Picture of Ellie Griffiths
Updated: 16 September 2016
One of Western Australia’s most recognisable icons is the heritage-listed Busselton Jetty. Despite facing cyclones and fires, this once-working jetty is now exclusively used for recreation and tourism in the protected waters of Geographe Bay and continues to stand as the longest wooden piled jetty in the Southern Hemisphere.

Following the settlement of the Busselton/Vasse region in 1832, the necessity of a jetty in the region was recognised, and by 1864, construction began. By the end of 1865, the jetty was completed at 176 metres in length. As more ships began to travel into Geographe Bay, they realised the water was too shallow, requiring the first extension of the jetty in 1872; however, this was deemed inadequate, and a further 143.3 metres were added in 1875. With the continuing change in water levels, further extensions were required with a total of 1,163.1 metres added between 1884 and 1896.

Upon conducting a strength test in 1907, the jetty’s weaknesses were revealed, resulting in a ‘Skeleton Jetty’ proposed in 1909, and approved, adding a rail line for steam trains east of the jetty in 1911. Also in this year, a further 603 metres was added and intensive dredging of the harbour commenced, allowing larger ships to accompany the boom in the timber and tourism industries. It wasn’t until 1960 that the last extension of 16 metres was added, bringing it to 1,841 metres in length. In 1972, the Busselton Jetty was closed as a shipping port after serving around 5,000 ships in its 100 years.

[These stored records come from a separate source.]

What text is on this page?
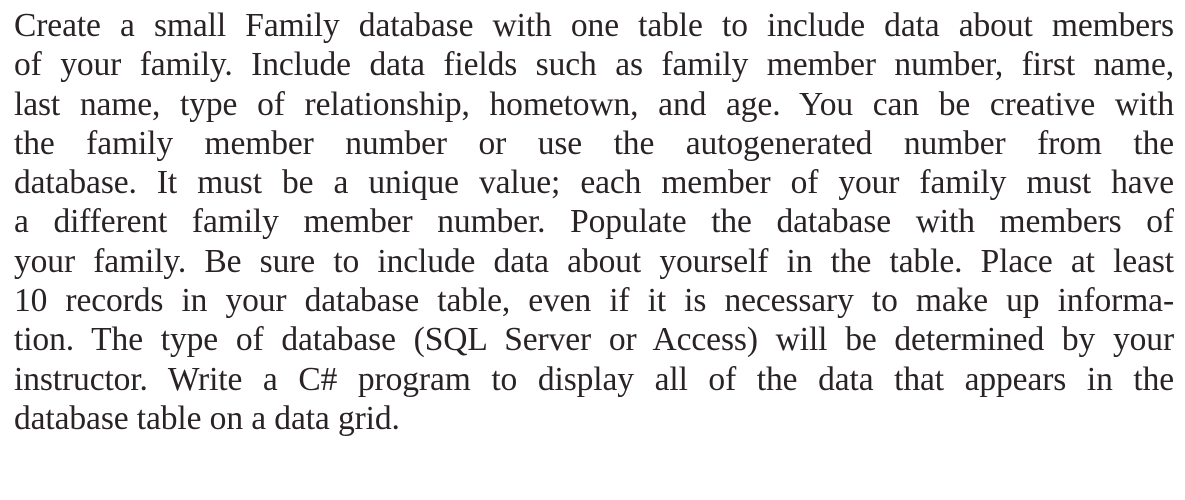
Create a small Family database with one table to include data about members
of your family. Include data fields such as family member number, first name,
last name, type of relationship, hometown, and age. You can be creative with
the family member number or use the autogenerated number from the
database. It must be a unique value; each member of your family must have
a different family member number. Populate the database with members of
your family. Be sure to include data about yourself in the table. Place at least
10 records in your database table, even if it is necessary to make up informa-
tion. The type of database (SQL Server or Access) will be determined by your
instructor. Write a C# program to display all of the data that appears in the
database table on a data grid.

Busselton Jetty | All Images Courtesy of Tourism Western Australia

Busselton Jetty | All Images Courtesy of Tourism Western Australia

With the government’s proposal to demolish the jetty, the community stood up against the decision and formed the ‘Save Our Jetty’ group. However, shortly after this, Cyclone Alby destroyed much of the jetty’s oldest section beyond repair in 1978. Almost ten years after this incident, ’90 [percent] of people surveyed by the Shire of Busselton considered restoration and protection of the jetty was the most important project for the Shire,’ resulting in $500,000 being allocated to rebuild it. With the formation of the Busselton Jetty Environment and Conservation Association, further funds were raised, and the first major reconstruction occurred in 1990. In 1999, a large fire destroyed the jetty, isolating the last 150 metres of it. Despite this, the Underwater Observatory, 13 metres deep, was constructed and opened in 2003 encouraging visitors to discover over 300 marine species living around the jetty.

Come 2008, Premier Colin Barnett recognised the importance of the jetty, supplying a grant to restore it to ‘as new’ condition, and by 2010, the refurbishment began. The following year, the jetty was reopened to the public with many returning to continue fishing, swimming, walking, snorkelling, and diving as they have done so for many years.